We access array elements using square brackets after the array name, just as in C. The last element can be accessed using the keyword top. To access a range of elements a through b, write [<a, b>]. To access all elements we can simply write [*] or [].
numDays[1] = 31 | assign a single element
numDays[<2, 4>] = { 31, 31, 30 } | assign 3 elements
checkerboard[1][1] = checkerboard[1][3] = true | assign 2 elements
checkerboard[3] = checkerboard[1] | assign a whole row of elements
checkerboard[top] = checkerboard[top-2] | ditto for the 6th and 8th rows
coordinates[*].x = coordinates[*].y | assign all 'x's
coordinates[*].y = -1 | assign all 'y's (scalar-to-array copying)
Strings are effectively character arrays, and we can use array operators to access either single characters or ranges of characters. The single-element operator [n] returns a character, whereas the multi-index operator [<a, b>] returns a character array (equivalent to a string). Given two strings s1 and s2, the following commands are legal: s1 = s2[<3, 4>], s1 = s2[<4, 4>], s1 =! s2[4]; however s1 = s2[4] is illegal since Cicada does not allow char-to-string assignment. Note that array operators only work on string variables, not string literals, so "abc"[2] will cause an error.

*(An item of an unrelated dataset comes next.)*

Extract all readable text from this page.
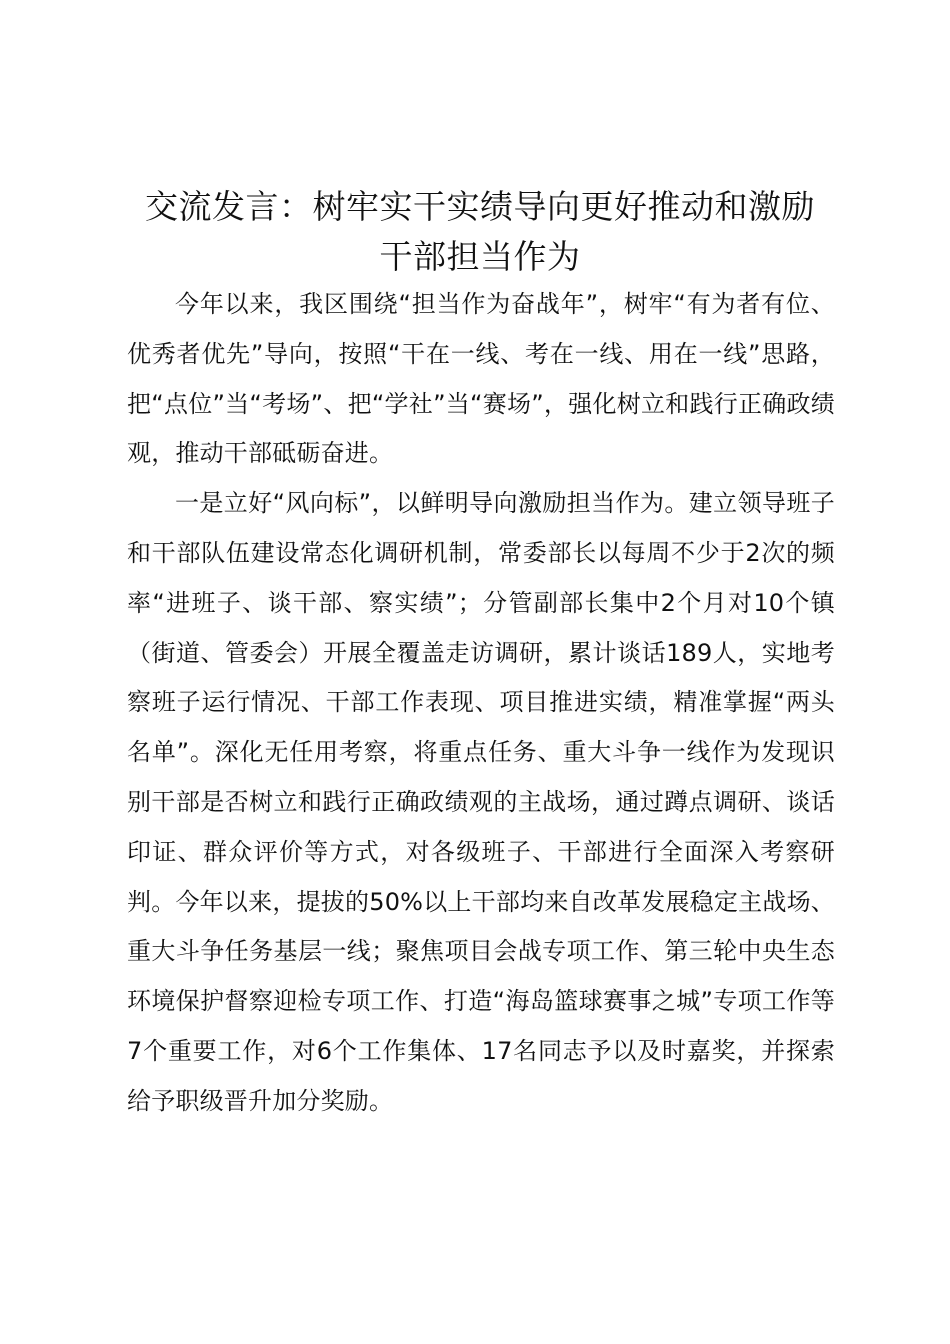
交流发言：树牢实干实绩导向更好推动和激励
干部担当作为

今年以来，我区围绕“担当作为奋战年”，树牢“有为者有位、优秀者优先”导向，按照“干在一线、考在一线、用在一线”思路，把“点位”当“考场”、把“学社”当“赛场”，强化树立和践行正确政绩观，推动干部砥砺奋进。

一是立好“风向标”，以鲜明导向激励担当作为。建立领导班子和干部队伍建设常态化调研机制，常委部长以每周不少于2次的频率“进班子、谈干部、察实绩”；分管副部长集中2个月对10个镇（街道、管委会）开展全覆盖走访调研，累计谈话189人，实地考察班子运行情况、干部工作表现、项目推进实绩，精准掌握“两头名单”。深化无任用考察，将重点任务、重大斗争一线作为发现识别干部是否树立和践行正确政绩观的主战场，通过蹲点调研、谈话印证、群众评价等方式，对各级班子、干部进行全面深入考察研判。今年以来，提拔的50%以上干部均来自改革发展稳定主战场、重大斗争任务基层一线；聚焦项目会战专项工作、第三轮中央生态环境保护督察迎检专项工作、打造“海岛篮球赛事之城”专项工作等7个重要工作，对6个工作集体、17名同志予以及时嘉奖，并探索给予职级晋升加分奖励。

Cicada has a technical restriction on the elements we can access simultaneously in multi-dimensional arrays: their memory has to be contiguous. Internally, the last index counts consecutive elements in memory; then the next-to-last index increments; etc. So the elements of some 2-dimensional array A elements are [1][1], [1][2], ..., [2][1], [2][2], ..., etc as shown in Figure 1. Here are some legal and illegal expressions involving a matrix A :: [3][4] { x :: ... }:
A[<2, 3>] | legal
A[<2, 3>][<1, 4>] | legal
A[<2, 3>][2] | will cause error
A[2][<2, 3>] | legal
A[1][2] | legal of course
A[<2, 3>][*].x | legal -- x is stored separately from other members
When we address part of an array using two or more [*] operators, Cicada loses track of how many elements were in each dimension and pretends that it is looking at a one-dimensional list. For example, if we define:
grid :: [5][5] int
then both grid and grid[*] refer to a 2-dimensional array, but grid[*][*] is effectively a single 1-dimensional list of 25 elements. This is another technical limitation of Cicada, and it may change in the future.